Tuesday, August 26, 2014

An heirloom finished & a new craft (to me)


This is the blade I presented to Bridget Mohan and Ben Flanagan one beautiful summer night in 2014.  It's now theirs, and it could not have changed hands at a more joyous gathering.  It's inspired by 15th- and 16th-century Irish fighting knives called skeins, but with a blade of cut and folded carbon and nickel steels, and a handle of ancient Irish bog-oak, native New Hampshire moose antler, and simple copper. 

 The final presentation of the blade is on an antique mandoline cabbage slicer, putting the blade at home in the kitchen or by the hearth.  The old steel of the mandoline is rusted by age and air, the wood weathered and worn, and its strong lines and sharp angles compliment those of a blade that fits diagonally in the frame.  The whole piece is a marriage of old and new, honorific of heritage, home, and the land, and hopeful at the dawning of a new day with bright steel, a keen edge, and the joining of many hands.  

But alongside the making of this object, I have been exploring what are new avenues of creation to me, and attempting to delve deeper into the inexplicable but penetrating meaning I find in the hand-crafts. 



Since June, I have been working in the letterpress print shop of Bill Muller, who has been in the craft for over thirty years but currently does business as Big Wheel Press in Easthampton, Massachusetts.  Letterpress answers my craving for craft deeply, and Bill is an excellent teacher.  The weathered metal, dark wood, and mechanical movements of the shop are incredibly comforting and exciting to me, and to be additionally surrounded by breathtakingly beautiful words, letters, and graphics designed, arranged, and printed with such care and detail is frankly unbelievable.
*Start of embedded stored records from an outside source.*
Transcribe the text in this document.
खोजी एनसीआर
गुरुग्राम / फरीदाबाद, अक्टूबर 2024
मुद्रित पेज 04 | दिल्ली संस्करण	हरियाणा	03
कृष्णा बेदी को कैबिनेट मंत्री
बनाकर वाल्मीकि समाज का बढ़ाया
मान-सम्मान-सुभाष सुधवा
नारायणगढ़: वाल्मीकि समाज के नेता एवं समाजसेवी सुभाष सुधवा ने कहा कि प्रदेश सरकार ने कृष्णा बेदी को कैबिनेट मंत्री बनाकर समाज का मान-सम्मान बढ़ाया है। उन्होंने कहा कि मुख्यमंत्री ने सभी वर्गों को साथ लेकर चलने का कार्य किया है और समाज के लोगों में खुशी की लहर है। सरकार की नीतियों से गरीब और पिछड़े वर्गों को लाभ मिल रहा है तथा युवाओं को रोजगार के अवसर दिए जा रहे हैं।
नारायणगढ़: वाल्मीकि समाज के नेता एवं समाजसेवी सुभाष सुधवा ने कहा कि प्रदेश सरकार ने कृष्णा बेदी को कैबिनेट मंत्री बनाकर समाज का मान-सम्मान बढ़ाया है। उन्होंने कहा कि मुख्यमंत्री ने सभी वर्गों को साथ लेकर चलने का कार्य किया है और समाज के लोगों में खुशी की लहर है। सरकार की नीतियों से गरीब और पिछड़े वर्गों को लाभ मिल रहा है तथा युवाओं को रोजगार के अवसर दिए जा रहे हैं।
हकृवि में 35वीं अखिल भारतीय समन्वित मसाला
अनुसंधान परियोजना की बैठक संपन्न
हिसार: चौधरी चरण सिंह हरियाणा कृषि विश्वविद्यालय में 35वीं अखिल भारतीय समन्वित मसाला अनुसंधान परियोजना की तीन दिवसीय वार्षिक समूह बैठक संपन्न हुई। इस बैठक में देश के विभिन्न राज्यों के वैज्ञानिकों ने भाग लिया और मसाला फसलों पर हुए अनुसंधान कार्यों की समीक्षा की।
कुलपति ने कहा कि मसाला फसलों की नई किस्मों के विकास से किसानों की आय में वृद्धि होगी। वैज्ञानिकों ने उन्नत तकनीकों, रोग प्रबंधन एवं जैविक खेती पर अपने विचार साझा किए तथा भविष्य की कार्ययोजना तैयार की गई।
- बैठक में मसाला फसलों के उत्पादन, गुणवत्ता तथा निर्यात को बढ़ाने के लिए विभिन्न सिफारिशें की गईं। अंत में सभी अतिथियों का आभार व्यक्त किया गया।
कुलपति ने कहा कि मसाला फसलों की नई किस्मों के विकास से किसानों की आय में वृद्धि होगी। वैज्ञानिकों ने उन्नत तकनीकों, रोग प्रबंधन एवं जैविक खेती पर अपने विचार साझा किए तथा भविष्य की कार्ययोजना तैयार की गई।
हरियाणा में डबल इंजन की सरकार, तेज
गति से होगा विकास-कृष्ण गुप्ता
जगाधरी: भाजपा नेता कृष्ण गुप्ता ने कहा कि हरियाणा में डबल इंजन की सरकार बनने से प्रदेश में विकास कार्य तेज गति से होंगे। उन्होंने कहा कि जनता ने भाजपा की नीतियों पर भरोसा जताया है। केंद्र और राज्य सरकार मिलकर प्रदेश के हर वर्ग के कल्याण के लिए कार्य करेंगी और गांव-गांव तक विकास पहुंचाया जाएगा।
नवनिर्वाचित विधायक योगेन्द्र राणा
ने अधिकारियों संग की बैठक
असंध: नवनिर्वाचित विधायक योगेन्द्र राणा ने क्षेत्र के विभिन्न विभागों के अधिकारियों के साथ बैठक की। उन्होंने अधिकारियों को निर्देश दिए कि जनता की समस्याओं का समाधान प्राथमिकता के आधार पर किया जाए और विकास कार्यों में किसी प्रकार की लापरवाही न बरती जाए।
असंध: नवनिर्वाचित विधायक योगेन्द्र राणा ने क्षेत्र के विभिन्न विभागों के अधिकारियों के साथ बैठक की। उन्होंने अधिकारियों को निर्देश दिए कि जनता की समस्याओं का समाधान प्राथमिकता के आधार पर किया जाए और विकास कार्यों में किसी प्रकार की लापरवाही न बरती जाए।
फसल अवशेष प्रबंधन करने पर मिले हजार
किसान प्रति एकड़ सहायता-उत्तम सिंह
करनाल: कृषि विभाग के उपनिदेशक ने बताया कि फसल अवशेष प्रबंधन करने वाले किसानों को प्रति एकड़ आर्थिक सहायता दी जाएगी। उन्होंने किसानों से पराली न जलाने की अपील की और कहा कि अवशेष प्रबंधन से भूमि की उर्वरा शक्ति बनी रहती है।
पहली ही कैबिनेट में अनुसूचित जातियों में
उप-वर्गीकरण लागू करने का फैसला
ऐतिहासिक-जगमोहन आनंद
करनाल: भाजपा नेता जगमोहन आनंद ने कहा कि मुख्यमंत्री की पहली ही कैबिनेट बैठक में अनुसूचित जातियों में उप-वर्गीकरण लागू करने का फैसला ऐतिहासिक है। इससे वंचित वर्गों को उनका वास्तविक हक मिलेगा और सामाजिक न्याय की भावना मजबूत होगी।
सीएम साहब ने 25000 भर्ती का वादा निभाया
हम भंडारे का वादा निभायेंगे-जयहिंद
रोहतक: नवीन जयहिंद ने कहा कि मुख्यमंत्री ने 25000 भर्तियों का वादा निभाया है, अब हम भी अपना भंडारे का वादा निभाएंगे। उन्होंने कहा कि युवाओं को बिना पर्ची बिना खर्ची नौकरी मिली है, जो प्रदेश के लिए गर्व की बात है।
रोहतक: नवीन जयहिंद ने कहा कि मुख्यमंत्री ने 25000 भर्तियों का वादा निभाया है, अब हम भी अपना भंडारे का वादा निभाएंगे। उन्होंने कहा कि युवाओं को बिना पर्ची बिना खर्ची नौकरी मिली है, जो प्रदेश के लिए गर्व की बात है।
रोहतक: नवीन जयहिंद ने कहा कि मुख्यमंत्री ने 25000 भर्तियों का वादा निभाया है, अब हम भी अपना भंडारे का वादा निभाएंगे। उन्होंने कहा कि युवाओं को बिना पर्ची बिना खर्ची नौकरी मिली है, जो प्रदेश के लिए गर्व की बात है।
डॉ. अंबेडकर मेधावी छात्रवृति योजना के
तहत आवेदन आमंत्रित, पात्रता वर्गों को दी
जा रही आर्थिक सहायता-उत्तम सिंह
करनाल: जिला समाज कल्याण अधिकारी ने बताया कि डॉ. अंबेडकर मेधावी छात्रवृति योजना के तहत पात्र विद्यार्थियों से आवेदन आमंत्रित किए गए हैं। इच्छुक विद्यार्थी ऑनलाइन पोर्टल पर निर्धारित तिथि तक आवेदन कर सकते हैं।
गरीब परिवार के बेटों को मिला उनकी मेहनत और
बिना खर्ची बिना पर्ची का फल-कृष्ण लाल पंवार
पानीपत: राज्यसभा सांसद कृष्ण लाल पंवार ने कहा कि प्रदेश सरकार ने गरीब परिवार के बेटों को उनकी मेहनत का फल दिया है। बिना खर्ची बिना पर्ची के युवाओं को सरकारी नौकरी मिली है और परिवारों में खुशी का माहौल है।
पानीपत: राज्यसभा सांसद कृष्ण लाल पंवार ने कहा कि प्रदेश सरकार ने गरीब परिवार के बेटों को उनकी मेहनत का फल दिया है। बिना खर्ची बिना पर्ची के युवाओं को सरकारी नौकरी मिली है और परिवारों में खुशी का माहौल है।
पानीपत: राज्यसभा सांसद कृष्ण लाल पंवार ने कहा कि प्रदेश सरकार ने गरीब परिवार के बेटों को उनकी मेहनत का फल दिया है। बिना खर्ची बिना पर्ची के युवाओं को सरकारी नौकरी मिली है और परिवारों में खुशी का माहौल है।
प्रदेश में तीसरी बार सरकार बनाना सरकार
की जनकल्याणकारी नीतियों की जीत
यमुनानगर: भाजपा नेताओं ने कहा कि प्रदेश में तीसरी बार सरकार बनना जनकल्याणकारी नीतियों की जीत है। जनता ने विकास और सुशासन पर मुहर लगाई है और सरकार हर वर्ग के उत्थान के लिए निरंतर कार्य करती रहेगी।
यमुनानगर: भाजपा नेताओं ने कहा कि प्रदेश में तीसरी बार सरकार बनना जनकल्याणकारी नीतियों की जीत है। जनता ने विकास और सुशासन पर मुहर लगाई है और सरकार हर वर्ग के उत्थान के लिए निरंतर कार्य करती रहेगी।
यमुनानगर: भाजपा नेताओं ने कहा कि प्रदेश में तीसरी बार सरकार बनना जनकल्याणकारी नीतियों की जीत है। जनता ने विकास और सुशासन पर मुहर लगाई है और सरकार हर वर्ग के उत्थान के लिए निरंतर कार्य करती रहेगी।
Needless to say, I was enchanted, and began to exchange hours of work under Bill for his experienced instruction, practiced eye, and sweet materials & equipment.  I'll go into more detail about it all later, but my first real solo project was this one: a memorial certificate go along with the wedding blade. 

Rather than arranging classic moveable type into a chase (the frame pictured to the right), I used the Ludlow typecasting machine to cast entire lines of type for arrangement in the printing block.  The brass dies (pictured below &two pictures above ) were arranged in a composing stick and engaged in the Ludlow machine, where they were injected with molten lead and with a ka-chunk of a clamp-release, a leaden "slug" of type slid out onto a little tray for setting and printing.

Letterpress, when conducted with care, can look incredibly clean and refined.  I love everything sensory about it: the smells, sounds, & rhythmic movements of presses and typecasters, the organization and repetition of type drawers and the miniscule joy of finding the most obscure and perfect ornamentation, and the ever-exciting trawling through libraries of old graphic blocks. 


The only part I mind is having to keep my hands clean.  But I suppose I can compromise.